Many times I've been told by believers that I also have faith. For example, when I sit in a chair, I'm demonstrating faith that the chair will hold me. So there! See, I'm just like them after all. It's an attempt to portray that we're all on the same level ground, so I shouldn't criticize their faith.
I draw a distinction between faith and reasonable expectation. Reasonable expectation is a confidence based on evidence such as past behavior and experience, peer-reviewed knowledge, results that could be demonstrated experimentally, and the like. Faith, on the other hand, is pretty much entirely subjective.
Do I have faith that the sun will rise tomorrow? OK, I know it doesn't actually rise, but work with me here... I'd argue that no, I have a reasonable expectation based on consistent experience of all known human history, knowledge of cosmology, lacking evidence of any cataclysm that would prevent it, and so on. We can conduct experiments on the rotation of the planet, on the orbit of the planet, on the relative position of the planet to the sun... The list could go on.
So could I have reasonable expectation for the existence of a deity described in holy texts? I suppose that depends on your threshold of 'reasonable,' but I don't see how I could. There is nary a shred of evidence that doesn't come down to "some guy said..." It's an appeal to authority with no basis on which to grant that authority - and a myriad of reasons *not* to. What experiments could we conduct? None. What about knowledge? Well, if we are limited to faith, that's pretty much ruled out. What about past experience? Sure, lots of folks have claimed experiences with gods. Trouble is, many are contradictory, and virtually all can be attributed to natural phenomena up to and including delusion.

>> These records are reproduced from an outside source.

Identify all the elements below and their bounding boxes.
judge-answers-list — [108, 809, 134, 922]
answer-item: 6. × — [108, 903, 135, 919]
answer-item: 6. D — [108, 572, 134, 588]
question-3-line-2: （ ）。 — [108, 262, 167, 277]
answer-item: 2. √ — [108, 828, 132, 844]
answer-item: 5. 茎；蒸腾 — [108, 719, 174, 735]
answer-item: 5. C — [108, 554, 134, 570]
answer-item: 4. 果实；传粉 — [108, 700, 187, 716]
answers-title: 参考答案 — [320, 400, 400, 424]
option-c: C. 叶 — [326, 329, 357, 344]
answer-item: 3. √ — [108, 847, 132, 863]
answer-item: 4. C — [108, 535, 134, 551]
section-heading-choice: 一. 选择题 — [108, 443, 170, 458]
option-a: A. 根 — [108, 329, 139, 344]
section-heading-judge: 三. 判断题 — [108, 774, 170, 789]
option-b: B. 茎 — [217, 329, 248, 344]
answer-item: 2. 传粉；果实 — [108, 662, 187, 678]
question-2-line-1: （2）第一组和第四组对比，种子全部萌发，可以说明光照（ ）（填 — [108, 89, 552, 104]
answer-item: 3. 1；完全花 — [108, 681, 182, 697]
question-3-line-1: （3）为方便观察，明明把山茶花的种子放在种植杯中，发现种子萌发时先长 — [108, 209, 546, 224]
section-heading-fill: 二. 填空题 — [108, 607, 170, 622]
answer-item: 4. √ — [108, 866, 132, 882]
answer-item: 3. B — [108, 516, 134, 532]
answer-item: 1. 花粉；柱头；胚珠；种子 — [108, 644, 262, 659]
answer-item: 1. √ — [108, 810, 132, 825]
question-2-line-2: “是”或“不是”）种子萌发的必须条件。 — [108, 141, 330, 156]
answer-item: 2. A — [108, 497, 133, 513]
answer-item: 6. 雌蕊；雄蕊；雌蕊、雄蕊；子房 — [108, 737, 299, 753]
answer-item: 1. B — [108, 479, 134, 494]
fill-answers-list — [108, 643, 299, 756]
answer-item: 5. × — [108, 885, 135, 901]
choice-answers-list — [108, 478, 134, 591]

So no, we're not on equal footing. Which brings me to a related rant:
How many times have you heard something like, "You know, it takes just as much faith to be an atheist as it does to be a believer!"
Well, it might if everything were of equal probability. Does it take as much faith to lack belief in leprechauns as it would to believe in them? No, and that's because the probability that leprechauns actually exist and the probability that they don't are not equal. If you're not already familiar with "Russell's Teapot," I urge you to take some time to research it.